Similarly, based on physical – chemical properties of FeNaEDDHA, the substance is not likely to penetrate skin to a large extent as the very low logPow value of <–1 suggest that a substance is not likely to be sufficiently lipophilic to cross the stratum corneum. Very high water solubilities above 10,000 mg/l together with the log P value below 0 further indicate that the substance may be too hydrophilic to cross the lipid rich environment of the stratum corneum. Dermal uptake for these substances will be low. Furthermore, application of FeNaEDDHA to skin of rats and rabbits did not cause irritation or corrosion nor systemic effects (mortality) in a skin irritation/corrosion study and an acute dermal toxicity study. In a repeated dose toxicity study (28 day) beside local effects, only slight systemic effects on body and adrenal weight were observed at a the limit dose of 1000 mg/kg bw/day, supporting the limited bioavailability via this route compared with the toxic effects noted after oral application.

When reaching the body FeNaEDDHA will be distributed in body liquids due to its high water solubility and very low Pow. Based on its very low BCF value FeNaEDDHA is very unlikely to bioaccumulate in the human body.
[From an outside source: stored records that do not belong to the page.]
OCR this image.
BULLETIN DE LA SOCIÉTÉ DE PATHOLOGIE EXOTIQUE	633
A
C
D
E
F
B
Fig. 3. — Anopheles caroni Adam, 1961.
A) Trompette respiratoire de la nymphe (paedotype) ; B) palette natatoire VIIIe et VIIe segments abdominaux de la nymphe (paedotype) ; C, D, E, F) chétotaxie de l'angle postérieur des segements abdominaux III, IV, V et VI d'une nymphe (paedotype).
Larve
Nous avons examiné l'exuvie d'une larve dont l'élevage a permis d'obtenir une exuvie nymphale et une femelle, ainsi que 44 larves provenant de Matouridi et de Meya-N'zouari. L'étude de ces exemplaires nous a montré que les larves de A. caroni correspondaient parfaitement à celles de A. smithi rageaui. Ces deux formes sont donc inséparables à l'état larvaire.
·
In addition available studies do not indicate any sex difference with regard to the toxicity of the substance.

Based on the structure of the molecule and its nature, metabolism in the human body will mainly consist on phase-II metabolising steps, leading to an even better water solubility for excretion. This is in compliance with the results obtained in the genotoxic tests showing no effects with and without metabolising system. Metabolic activation leading to more toxic metabolites is thus not very likely. In addition phase-II metabolite formation is possible.
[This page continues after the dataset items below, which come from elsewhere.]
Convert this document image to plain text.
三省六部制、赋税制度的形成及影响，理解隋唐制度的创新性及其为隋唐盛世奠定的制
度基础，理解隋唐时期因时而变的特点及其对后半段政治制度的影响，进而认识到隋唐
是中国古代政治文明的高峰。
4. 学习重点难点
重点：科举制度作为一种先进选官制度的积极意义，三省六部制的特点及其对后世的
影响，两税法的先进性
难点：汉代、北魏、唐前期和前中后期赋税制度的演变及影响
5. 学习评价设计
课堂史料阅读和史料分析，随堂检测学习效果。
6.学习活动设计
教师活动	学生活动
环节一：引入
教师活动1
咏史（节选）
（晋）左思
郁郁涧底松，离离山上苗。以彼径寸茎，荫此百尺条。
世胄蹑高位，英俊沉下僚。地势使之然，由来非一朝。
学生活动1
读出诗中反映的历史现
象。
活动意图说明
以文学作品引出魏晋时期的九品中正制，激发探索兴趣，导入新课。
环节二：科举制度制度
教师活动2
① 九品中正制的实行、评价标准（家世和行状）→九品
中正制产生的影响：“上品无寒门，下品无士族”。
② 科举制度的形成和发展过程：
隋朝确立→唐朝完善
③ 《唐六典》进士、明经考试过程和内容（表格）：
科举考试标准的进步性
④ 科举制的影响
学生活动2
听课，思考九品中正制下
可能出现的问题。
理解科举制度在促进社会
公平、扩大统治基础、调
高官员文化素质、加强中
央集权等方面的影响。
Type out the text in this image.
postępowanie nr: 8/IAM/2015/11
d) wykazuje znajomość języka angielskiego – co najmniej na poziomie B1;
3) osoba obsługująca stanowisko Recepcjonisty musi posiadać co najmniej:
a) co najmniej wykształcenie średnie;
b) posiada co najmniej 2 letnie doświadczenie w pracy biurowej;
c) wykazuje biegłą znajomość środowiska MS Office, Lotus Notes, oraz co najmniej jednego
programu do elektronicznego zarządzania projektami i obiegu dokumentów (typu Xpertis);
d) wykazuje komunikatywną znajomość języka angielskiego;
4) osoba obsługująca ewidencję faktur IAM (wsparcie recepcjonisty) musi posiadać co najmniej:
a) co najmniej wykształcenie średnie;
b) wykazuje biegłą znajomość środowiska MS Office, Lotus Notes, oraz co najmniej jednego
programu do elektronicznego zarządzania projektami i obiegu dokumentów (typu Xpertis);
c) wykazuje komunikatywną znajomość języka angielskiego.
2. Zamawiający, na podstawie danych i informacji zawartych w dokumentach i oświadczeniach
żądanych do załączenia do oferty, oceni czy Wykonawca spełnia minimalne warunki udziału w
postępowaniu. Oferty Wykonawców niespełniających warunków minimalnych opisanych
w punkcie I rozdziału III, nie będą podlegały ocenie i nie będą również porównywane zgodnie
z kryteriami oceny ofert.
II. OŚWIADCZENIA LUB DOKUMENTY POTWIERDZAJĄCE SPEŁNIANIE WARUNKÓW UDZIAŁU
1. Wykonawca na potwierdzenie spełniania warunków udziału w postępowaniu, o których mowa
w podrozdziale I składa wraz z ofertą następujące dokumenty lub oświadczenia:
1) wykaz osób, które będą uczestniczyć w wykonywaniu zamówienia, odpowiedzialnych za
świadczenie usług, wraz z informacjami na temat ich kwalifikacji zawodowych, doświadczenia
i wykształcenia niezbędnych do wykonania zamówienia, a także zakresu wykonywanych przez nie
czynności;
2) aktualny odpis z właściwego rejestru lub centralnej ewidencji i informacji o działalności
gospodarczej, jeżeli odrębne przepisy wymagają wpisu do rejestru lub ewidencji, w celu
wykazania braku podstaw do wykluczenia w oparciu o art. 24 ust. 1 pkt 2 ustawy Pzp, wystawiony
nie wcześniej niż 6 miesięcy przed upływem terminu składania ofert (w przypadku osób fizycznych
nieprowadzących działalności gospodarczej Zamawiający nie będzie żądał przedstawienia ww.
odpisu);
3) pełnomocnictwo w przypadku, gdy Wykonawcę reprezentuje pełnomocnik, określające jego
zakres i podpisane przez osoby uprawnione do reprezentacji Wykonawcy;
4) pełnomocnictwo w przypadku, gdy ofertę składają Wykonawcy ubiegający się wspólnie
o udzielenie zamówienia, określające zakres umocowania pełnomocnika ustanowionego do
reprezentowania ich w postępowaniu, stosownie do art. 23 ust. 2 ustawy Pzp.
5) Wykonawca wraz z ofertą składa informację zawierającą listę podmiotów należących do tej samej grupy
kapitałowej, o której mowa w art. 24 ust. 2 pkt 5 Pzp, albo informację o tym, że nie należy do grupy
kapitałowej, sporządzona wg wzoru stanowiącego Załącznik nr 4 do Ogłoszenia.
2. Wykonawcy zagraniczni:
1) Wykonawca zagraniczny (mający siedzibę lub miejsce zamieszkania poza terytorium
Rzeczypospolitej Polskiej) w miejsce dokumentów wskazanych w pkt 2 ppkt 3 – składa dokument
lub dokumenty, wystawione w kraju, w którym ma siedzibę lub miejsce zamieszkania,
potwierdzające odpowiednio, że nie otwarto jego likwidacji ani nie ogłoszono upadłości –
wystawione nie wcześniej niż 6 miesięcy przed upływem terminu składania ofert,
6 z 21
Based on the water solubility and the logPow value, excretion via the urine is likely. As the substance has a molecular weight above 300 g/mol the excretion of a considerable amount via the bile is also possible, especially if phase-II conjugation takes place e.g. with formation of glucoronid derivates.

Summary

Based on physical-chemical characteristics, particularly water solubility, octanol-water partition coefficient and vapour pressure, no or only limited absorption by the dermal and inhalation routes is expected, which is further supported by the dermal and inhalation acute toxicity studies results. For the oral route uptake is more likely compared to the other routes. Bioaccumulation is not likely to occur based on the physical-chemical properties. Excretion is expected to occur rapidly via the urine and the faeces. No sex differences with regard to toxicity are expected based on data from repeated dose toxicity tests.